In Indien bekamen zehn Touristen eine besonders kuriose Strafe angehängt, weil sie die Maßnahmen missachtet haben. Unter den Urlaubern waren auch Österreicher.

Wer sich in Indien nicht an die Regeln hält, bekommt es auch dort mit der Polizei zu tun. Der Beamte Vinod Sharma teilte am Sonntag mit, dass man Touristen aus Israel, Mexiko, Australien und Österreich aufgegriffen hat, welche sich nicht an die Ausgangsbeschränkungen eingehalten haben.

Nicht an Regeln gehalten

Die Urlauber waren in der nordindischen Stadt Rishikesh unterwegs. Diese wurde vor allem durch die Beatles berühmt, die sich im Jahr 1968 dort auf der Suche nach Spiritualität gemacht haben. Seit Ende März darf man in Indien die Häuser nur noch verlassen, um Lebensmittel einkaufen oder in die Apotheke zu gehen. Eine Regel, an die sich die Touristen offenbar nicht eingehalten haben.

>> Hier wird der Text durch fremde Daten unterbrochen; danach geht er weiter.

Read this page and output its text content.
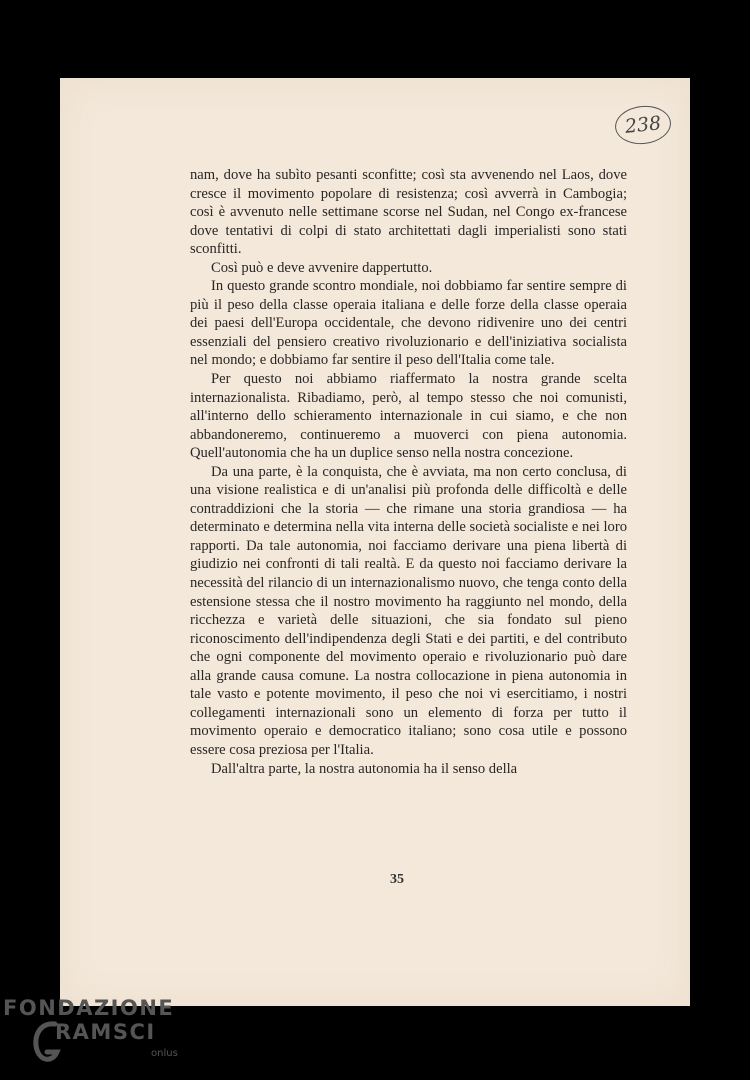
238

nam, dove ha subìto pesanti sconfitte; così sta avvenendo nel Laos, dove cresce il movimento popolare di resistenza; così avverrà in Cambogia; così è avvenuto nelle settimane scorse nel Sudan, nel Congo ex-francese dove tentativi di colpi di stato architettati dagli imperialisti sono stati sconfitti.

Così può e deve avvenire dappertutto.

In questo grande scontro mondiale, noi dobbiamo far sentire sempre di più il peso della classe operaia italiana e delle forze della classe operaia dei paesi dell'Europa occidentale, che devono ridivenire uno dei centri essenziali del pensiero creativo rivoluzionario e dell'iniziativa socialista nel mondo; e dobbiamo far sentire il peso dell'Italia come tale.

Per questo noi abbiamo riaffermato la nostra grande scelta internazionalista. Ribadiamo, però, al tempo stesso che noi comunisti, all'interno dello schieramento internazionale in cui siamo, e che non abbandoneremo, continueremo a muoverci con piena autonomia. Quell'autonomia che ha un duplice senso nella nostra concezione.

Da una parte, è la conquista, che è avviata, ma non certo conclusa, di una visione realistica e di un'analisi più profonda delle difficoltà e delle contraddizioni che la storia — che rimane una storia grandiosa — ha determinato e determina nella vita interna delle società socialiste e nei loro rapporti. Da tale autonomia, noi facciamo derivare una piena libertà di giudizio nei confronti di tali realtà. E da questo noi facciamo derivare la necessità del rilancio di un internazionalismo nuovo, che tenga conto della estensione stessa che il nostro movimento ha raggiunto nel mondo, della ricchezza e varietà delle situazioni, che sia fondato sul pieno riconoscimento dell'indipendenza degli Stati e dei partiti, e del contributo che ogni componente del movimento operaio e rivoluzionario può dare alla grande causa comune. La nostra collocazione in piena autonomia in tale vasto e potente movimento, il peso che noi vi esercitiamo, i nostri collegamenti internazionali sono un elemento di forza per tutto il movimento operaio e democratico italiano; sono cosa utile e possono essere cosa preziosa per l'Italia.

Dall'altra parte, la nostra autonomia ha il senso della

35
FONDAZIONE
RAMSCI
onlus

Als Strafe mussten die Reisenden jeweils 500 Mal folgenden Satz schreiben: "Ich habe mich nicht an die Regeln der Ausgangssperre gehalten, das tut mir sehr leid."

Bis Dienstag sind die Maßnahmen noch aufrecht. Es wird aber erwartet, dass Premierminister Narendra Modi diese um weitere zwei Wochen verlängert. In Indien wurden bislang 8.300 Infektionen bestätigt. Offiziell sollen 273 Menschen an den Folgen von Covid-19 gestorben sein.